Miguel se sienta delante del ordenador. Abre el navegador web pulsando en su icono y aparece la página principal de Google. Introduce la frase “cj” (por ejemplo) en el cuadro de búsqueda y pulsa Intro. Sale una lista de páginas y en ella dos “Resultados de video”. Miguel pulsa sobre el primero de ellos.

Así Miguel llega a la página de YouTube. Ya tiene lo más difícil. Ahora Miguel irá introduciendo otras combinaciones de caracteres inconexos en el cuadro de búsqueda y analizará los resultados obtenidos. Ponga lo que ponga siempre obtiene una lista de vídeos, cada uno de los cuales le conduce a otra lista de vídeos relacionados. Es una tarea laboriosa, pero que al final da sus frutos: Miguel encuentra los ansiados vídeos de Pressing Catch.

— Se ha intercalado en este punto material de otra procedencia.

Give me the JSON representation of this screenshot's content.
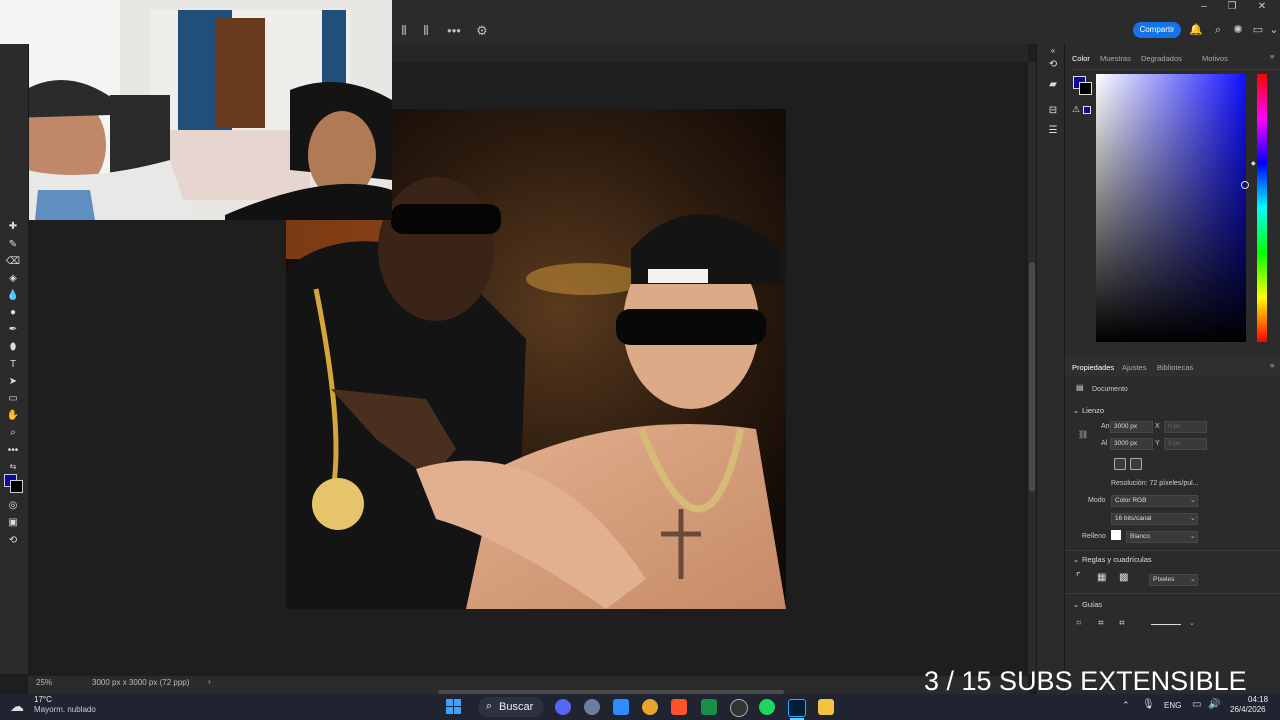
{
  "top_bar": {
    "share_label": "Compartir",
    "window_controls": [
      "–",
      "❐",
      "✕"
    ]
  },
  "color_panel": {
    "tabs": [
      "Color",
      "Muestras",
      "Degradados",
      "Motivos"
    ],
    "foreground_color": "#0a0aa0",
    "background_color": "#000000"
  },
  "properties_panel": {
    "tabs": [
      "Propiedades",
      "Ajustes",
      "Bibliotecas"
    ],
    "document_label": "Documento",
    "canvas_section": "Lienzo",
    "width_label": "An",
    "width_value": "3000 px",
    "height_label": "Al",
    "height_value": "3000 px",
    "x_label": "X",
    "x_placeholder": "0 px",
    "y_label": "Y",
    "y_placeholder": "0 px",
    "resolution": "Resolución: 72 píxeles/pul...",
    "mode_label": "Modo",
    "mode_value": "Color RGB",
    "bits_value": "16 bits/canal",
    "fill_label": "Relleno",
    "fill_value": "Blanco",
    "rulers_section": "Reglas y cuadrículas",
    "units_value": "Píxeles",
    "guides_section": "Guías"
  },
  "status_bar": {
    "zoom": "25%",
    "doc_info": "3000 px x 3000 px (72 ppp)"
  },
  "overlay": {
    "text": "3 / 15 SUBS EXTENSIBLE"
  },
  "taskbar": {
    "weather_temp": "17°C",
    "weather_desc": "Mayorm. nublado",
    "search_label": "Buscar",
    "language": "ENG",
    "time": "04:18",
    "date": "26/4/2026"
  }
}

Podría haber llegado a ellos mucho antes… el problema es que Miguel tiene 12 años, padece síndrome de Down, y no sabe leer ni escribir (de hecho, ni siquiera conoce las letras del alfabeto).

La anterior historia, que es verídica salvo por el nombre del niño, anticipa, en mi opinión, una realidad no muy lejana: la muerte del texto. Las destrezas importantes pasan a ser otras. La interacción con la máquina se realiza por métodos audiovisuales, las palabras no son esenciales. La búsqueda puede ser casi exclusivamente visual; no es necesaria la escritura.

Habrá quien piense que perdemos valores esenciales en el camino. No lo sé. Lo cierto es que Miguel, que tal vez jamás sea capaz de buscar una palabra en un diccionario, llega sin ayuda a una información poco accesible, seguramente, para muchos/as sabios.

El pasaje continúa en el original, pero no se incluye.